Mahasiswa Program Studi Farmasi Universitas Islam Indonesia (UII) melakukan Pengembangan Nano Herbal Snedds (Self Nano Emulsifiying Drug Delivery System) Ekstrak Daun Karamunting (Rhodomyrtus Tomentosa (Ait.) Hassk) Laksana Terapi Antidiabetes. Di pangkal bimbingan Bambang Hernawan Nugroho., M.Sc., Apt., mahasiswa UII ini terdiri berpokok Nilam Permata Sari (angkatan 2022), Istana Paramita Wulandari (angkatan 2022) dan Rismanada Julia Putri (laskar 2022).

Disampaikan Nilam Permata Konsentrat plong Sabtu (9/6), Indonesia n kepunyaan keanekaragaman hayati melimpah yang makmur akan pokok kayu yang dikembangkan sebagai tanaman obat. Salah suatu penggunaan obat tradisional sebagai antidiabetes adalah daun karamunting. Daun karamunting mengandung fusi flavonoid yang mempunyai aktivitas antioksidan sebagai antidiabetes.

“Antioksidan dalam daun karamunting mampu mengikat ekstrem bebas sehingga dapat mengurangi stress oksidatif. Berkurangnya stress oksidatif dapat mengurangi resistensi insulin yang mencegah perkembangan disfungsi dan mencegah fasad rumah pasung β pancreas,” ujarnya.

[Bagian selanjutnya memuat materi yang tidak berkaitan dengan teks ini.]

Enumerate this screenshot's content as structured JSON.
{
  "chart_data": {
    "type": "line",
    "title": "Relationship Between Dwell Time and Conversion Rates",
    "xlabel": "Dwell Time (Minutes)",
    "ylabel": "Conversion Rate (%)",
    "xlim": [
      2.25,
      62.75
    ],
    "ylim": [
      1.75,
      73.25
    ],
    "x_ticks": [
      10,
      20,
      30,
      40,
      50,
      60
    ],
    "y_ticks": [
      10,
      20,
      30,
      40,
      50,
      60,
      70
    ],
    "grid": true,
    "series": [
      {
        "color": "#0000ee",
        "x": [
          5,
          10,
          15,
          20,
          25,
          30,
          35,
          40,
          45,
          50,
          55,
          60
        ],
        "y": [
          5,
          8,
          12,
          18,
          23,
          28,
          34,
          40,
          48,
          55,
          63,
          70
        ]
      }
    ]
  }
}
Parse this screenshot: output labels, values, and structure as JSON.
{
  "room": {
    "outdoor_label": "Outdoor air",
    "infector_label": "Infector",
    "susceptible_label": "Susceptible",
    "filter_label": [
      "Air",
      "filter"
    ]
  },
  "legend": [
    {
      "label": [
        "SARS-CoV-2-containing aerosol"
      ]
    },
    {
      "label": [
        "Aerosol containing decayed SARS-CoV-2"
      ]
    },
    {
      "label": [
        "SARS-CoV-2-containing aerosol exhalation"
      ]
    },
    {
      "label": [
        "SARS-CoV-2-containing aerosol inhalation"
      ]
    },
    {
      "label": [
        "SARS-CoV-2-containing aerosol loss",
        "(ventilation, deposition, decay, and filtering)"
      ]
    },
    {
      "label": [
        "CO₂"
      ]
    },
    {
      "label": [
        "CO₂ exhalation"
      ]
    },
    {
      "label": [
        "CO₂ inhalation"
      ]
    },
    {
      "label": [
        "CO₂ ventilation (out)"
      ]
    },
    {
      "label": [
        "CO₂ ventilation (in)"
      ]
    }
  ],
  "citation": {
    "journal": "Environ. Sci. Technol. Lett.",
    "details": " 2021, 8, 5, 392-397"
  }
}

Disampaikan Ketilang Berlian Sari, namun plong senyawa flavonoid rendah larut dalam air sehingga harapan penggalian cak bagi peluasan formulasi sediaan Self Nano Emulsifiying Drug Delivery System (SNEDDS) dari pati daun karamunting (Rhodomyrtus tomentosa (Ait.) Hassk) ibarat antidiabetes yang memasrahkan modifikasi terbaru untuk meningkatkan efektivitas pada saat digunakan, sehingga boleh memperbaiki ketersediaan hayati zat aktif di intern tubuh.

Dijelaskan Istana Paramita Wulandari, metode yang digunakan privat pembuatan SNEDDS konsentrat patera karamunting merupakan dengan melakukan maserasi daun karamunting privat bentuk simplisia nan telah dikeringkan memperalat etanol 96%. Kemudian ekstrak diuapkan dengan rotary evaporator setakat menjadi ekstrak pekat. Sediaan SNEDDS dibuat 40 formula misal fase patra, surfaktan, dan co-surfaktan memperalat teknik low energy. Evaluasi terhadap sediaan berupa ukuran molekul, polydispersity Index, zeta potensil, dan % transmittan.

Temporer disampaikan Rismanada, pengkhususan yang didanai oleh Kemenristekdikti internal Program Kreativitas Mahasiwa (PKM) ini ekspansi sediaan SNEDDS dari daun karamunting agar bisa memopulerkan bahwa daun karamunting yang merupakan pokok kayu liar dan keberadaannya banyak di kaki gunung Merapi dapat dimanfaatkan sebagai pengobatan antidiabetes. “Penelitian ini telah terpublikasi dalam kronik, surat manifesto, dan event conference sejagat,” pungkasnya.